Re: [RFC] [nvptx] Try to cope with cuLaunchKernel returning CUDA_ERROR_LAUNCH_OUT_OF_RESOURCES

2016-01-20 Thread Alexander Monakov
On Tue, 19 Jan 2016, Alexander Monakov wrote:
> > You mean you already have implemented something along the lines I
> > proposed?
> 
> Yes, I was implementing OpenMP teams, and it made sense to add warps per block
> limiting at the same time (i.e. query CU_FUNC_ATTRIBUTE_... and limit if
> default or requested number of threads per team is too high).  I intend to
> post that patch as part of a larger series shortly (but the patch itself is
> simple enough, although a small tweak will be needed to make it apply to
> OpenACC too).

Here's the patch I was talking about:
https://gcc.gnu.org/git/?p=gcc.git;a=commitdiff;h=04e68c22081c36caf5da9d9f4ca5e895e1088c78;hp=735c8a7d88a7e14cb707f22286678982174175a6

Alexander


Re: [RFC] [nvptx] Try to cope with cuLaunchKernel returning CUDA_ERROR_LAUNCH_OUT_OF_RESOURCES

2016-01-19 Thread Alexander Monakov
On Tue, 19 Jan 2016, Thomas Schwinge wrote:

> Hi!
> 
> With nvptx offloading, in one OpenACC test case, we're running into the
> following fatal error (GOMP_DEBUG=1 output):
> 
> [...]
> info: Function properties for 'LBM_performStreamCollide$_omp_fn$0':
> info: used 87 registers, 0 stack, 8 bytes smem, 328 bytes cmem[0], 80 
> bytes cmem[2], 0 bytes lmem
> [...]
>   nvptx_exec: kernel LBM_performStreamCollide$_omp_fn$0: launch gangs=32, 
> workers=32, vectors=32
> 
> libgomp: cuLaunchKernel error: too many resources requested for launch
> 
> Very likely this means that the number of registers used in this function
> ("used 87 registers"), multiplied by the thread block size (workers *
> vectors, "workers=32, vectors=32"), exceeds the hardware maximum.
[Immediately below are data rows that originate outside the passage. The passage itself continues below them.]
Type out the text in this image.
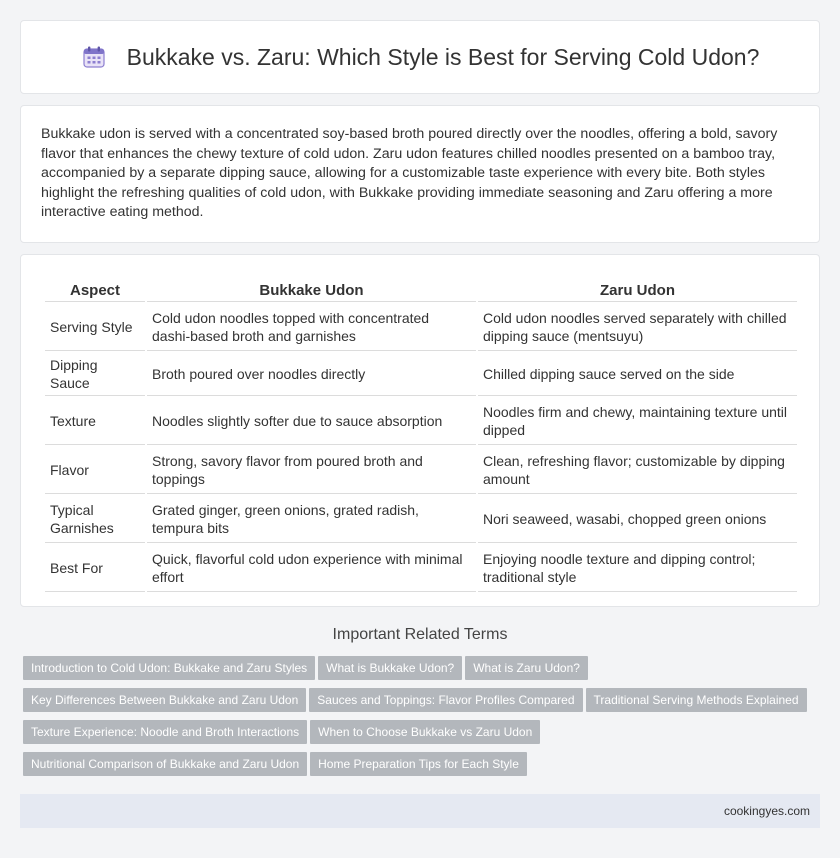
Bukkake vs. Zaru: Which Style is Best for Serving Cold Udon?

Bukkake udon is served with a concentrated soy-based broth poured directly over the noodles, offering a bold, savory flavor that enhances the chewy texture of cold udon. Zaru udon features chilled noodles presented on a bamboo tray, accompanied by a separate dipping sauce, allowing for a customizable taste experience with every bite. Both styles highlight the refreshing qualities of cold udon, with Bukkake providing immediate seasoning and Zaru offering a more interactive eating method.

Aspect	Bukkake Udon	Zaru Udon
Serving Style	Cold udon noodles topped with concentrated dashi-based broth and garnishes	Cold udon noodles served separately with chilled dipping sauce (mentsuyu)
Dipping Sauce	Broth poured over noodles directly	Chilled dipping sauce served on the side
Texture	Noodles slightly softer due to sauce absorption	Noodles firm and chewy, maintaining texture until dipped
Flavor	Strong, savory flavor from poured broth and toppings	Clean, refreshing flavor; customizable by dipping amount
Typical Garnishes	Grated ginger, green onions, grated radish, tempura bits	Nori seaweed, wasabi, chopped green onions
Best For	Quick, flavorful cold udon experience with minimal effort	Enjoying noodle texture and dipping control; traditional style
Important Related Terms
Introduction to Cold Udon: Bukkake and Zaru Styles What is Bukkake Udon? What is Zaru Udon?
Key Differences Between Bukkake and Zaru Udon Sauces and Toppings: Flavor Profiles Compared Traditional Serving Methods Explained
Texture Experience: Noodle and Broth Interactions When to Choose Bukkake vs Zaru Udon
Nutritional Comparison of Bukkake and Zaru Udon Home Preparation Tips for Each Style
cookingyes.com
Yes, today most CUDA GPUs allow 64K regs per block, some allow 32K, so
87*32*32 definitely overflows that limit.  A reference is available in CUDA C
Programming, appendix G, table 13:
http://docs.nvidia.com/cuda/cuda-c-programming-guide/index.html#compute-capabilities
 
> (One problem certainly might be that we're currently not doing any
> register allocation for nvptx, as far as I remember based on the idea
> that PTX is only a "virtual ISA", and the PTX JIT compiler would "fix
> this up" for us -- which I'm not sure it actually is doing?)
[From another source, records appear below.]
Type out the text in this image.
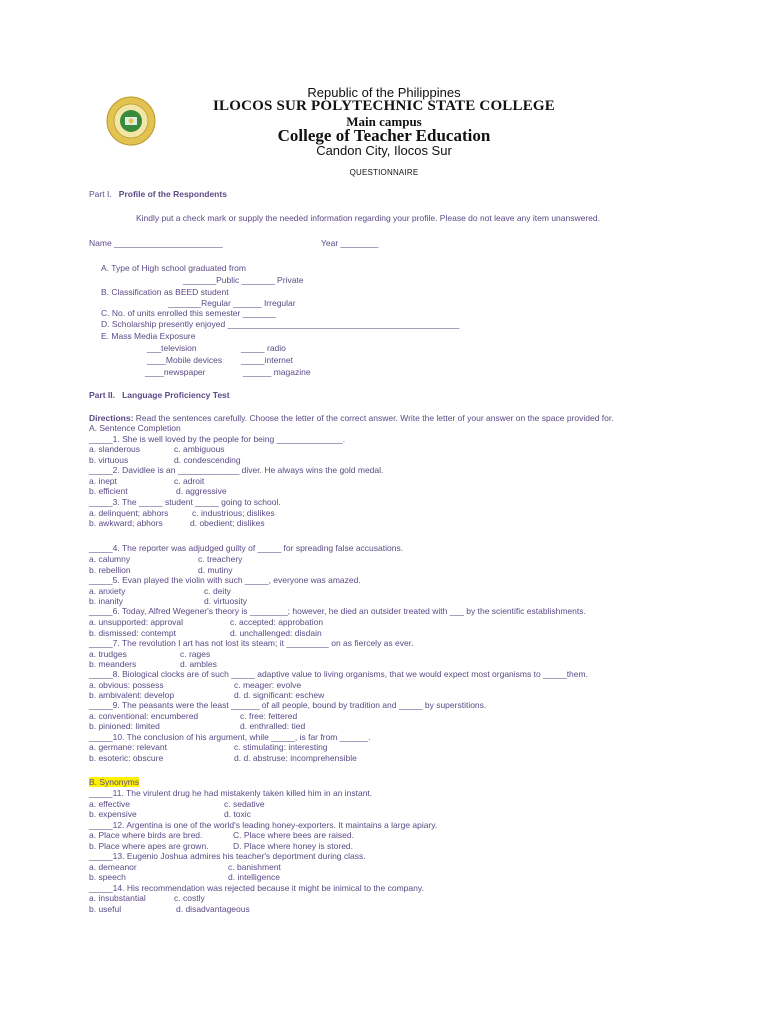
Republic of the Philippines
ILOCOS SUR POLYTECHNIC STATE COLLEGE
Main campus
College of Teacher Education
Candon City, Ilocos Sur
QUESTIONNAIRE
Part I. Profile of the Respondents
Kindly put a check mark or supply the needed information regarding your profile. Please do not leave any item unanswered.
Name _______________________	Year ________
A. Type of High school graduated from
_______Public _______ Private
B. Classification as BEED student
_______Regular ______ Irregular
C. No. of units enrolled this semester _______
D. Scholarship presently enjoyed _________________________________________________
E. Mass Media Exposure
___television	_____ radio
____Mobile devices _____internet
____newspaper	______ magazine
Part II. Language Proficiency Test
Directions: Read the sentences carefully. Choose the letter of the correct answer. Write the letter of your answer on the space provided for.
A. Sentence Completion
_____1. She is well loved by the people for being ______________.
a. slanderous	c. ambiguous
b. virtuous	d. condescending
_____2. Davidlee is an _____________ diver. He always wins the gold medal.
a. inept	c. adroit
b. efficient	d. aggressive
_____3. The _____ student _____ going to school.
a. delinquent; abhors	c. industrious; dislikes
b. awkward; abhors	d. obedient; dislikes
_____4. The reporter was adjudged guilty of _____ for spreading false accusations.
a. calumny	c. treachery
b. rebellion	d. mutiny
_____5. Evan played the violin with such _____, everyone was amazed.
a. anxiety	c. deity
b. inanity	d. virtuosity
_____6. Today, Alfred Wegener's theory is ________; however, he died an outsider treated with ___ by the scientific establishments.
a. unsupported: approval	c. accepted: approbation
b. dismissed: contempt	d. unchallenged: disdain
_____7. The revolution I art has not lost its steam; it _________ on as fiercely as ever.
a. trudges	c. rages
b. meanders	d. ambles
_____8. Biological clocks are of such _____ adaptive value to living organisms, that we would expect most organisms to _____them.
a. obvious: possess	c. meager: evolve
b. ambivalent: develop	d. d. significant: eschew
_____9. The peasants were the least ______ of all people, bound by tradition and _____ by superstitions.
a. conventional: encumbered	c. free: fettered
b. pinioned: limited	d. enthralled: tied
_____10. The conclusion of his argument, while _____, is far from ______.
a. germane: relevant	c. stimulating: interesting
b. esoteric: obscure	d. d. abstruse: incomprehensible
B. Synonyms
_____11. The virulent drug he had mistakenly taken killed him in an instant.
a. effective	c. sedative
b. expensive	d. toxic
_____12. Argentina is one of the world's leading honey-exporters. It maintains a large apiary.
a. Place where birds are bred.	C. Place where bees are raised.
b. Place where apes are grown.	D. Place where honey is stored.
_____13. Eugenio Joshua admires his teacher's deportment during class.
a. demeanor	c. banishment
b. speech	d. intelligence
_____14. His recommendation was rejected because it might be inimical to the company.
a. insubstantial	c. costly
b. useful	d. disadvantageous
(well, if you want I can point out that
 1) GCC never emits launch bounds so PTX JIT has to guess limits -- that's
 something I'd like to play with in the future, time permitting
 2) OpenACC register copying at forks increases (pseudo-)register pressure
 3) I think if you inspect PTX code you'll see it used way more than 87 regs)

As for the proposed patch, does the OpenACC spec leave the implementation
freedom to spawn a different number of workers than requested?  (honest
question -- I didn't look at the spec that closely)

> Alternatively/additionally, we could try experimenting with using the
> following of enum CUjit_option "Online compiler and linker options":
[snip]
> ..., to have the PTX JIT reduce the number of live registers (if
> possible; I don't know), and/or could try experimenting with querying the
> active device, enum CUdevice_attribute "Device properties":
> 
> [...]
> CU_DEVICE_ATTRIBUTE_MAX_REGISTERS_PER_BLOCK = 12
> Maximum number of 32-bit registers available per block 
> [...]
> 
> ..., and use that in combination with each function's enum
> CUfunction_attribute "Function properties":
[snip]
> ... to determine an optimal number of threads per block given the number
> of registers (maybe just querying CU_FUNC_ATTRIBUTE_MAX_THREADS_PER_BLOCK
> would do that already?).

I have implemented that for OpenMP offloading, but also since CUDA 6.0 there's
cuOcc* (occupancy query) interface that allows to simply ask the driver about
the per-function launch limit.

Thanks.
Alexander


Re: [RFC] [nvptx] Try to cope with cuLaunchKernel returning CUDA_ERROR_LAUNCH_OUT_OF_RESOURCES

2016-01-19 Thread Nathan Sidwell

On 01/19/16 06:49, Thomas Schwinge wrote:


(One problem certainly might be that we're currently not doing any
register allocation for nvptx, as far as I remember based on the idea
that PTX is only a "virtual ISA", and the PTX JIT compiler would "fix
this up" for us -- which I'm not sure it actually is doing?)


My understanding is that the JIT   compiler does register allocation.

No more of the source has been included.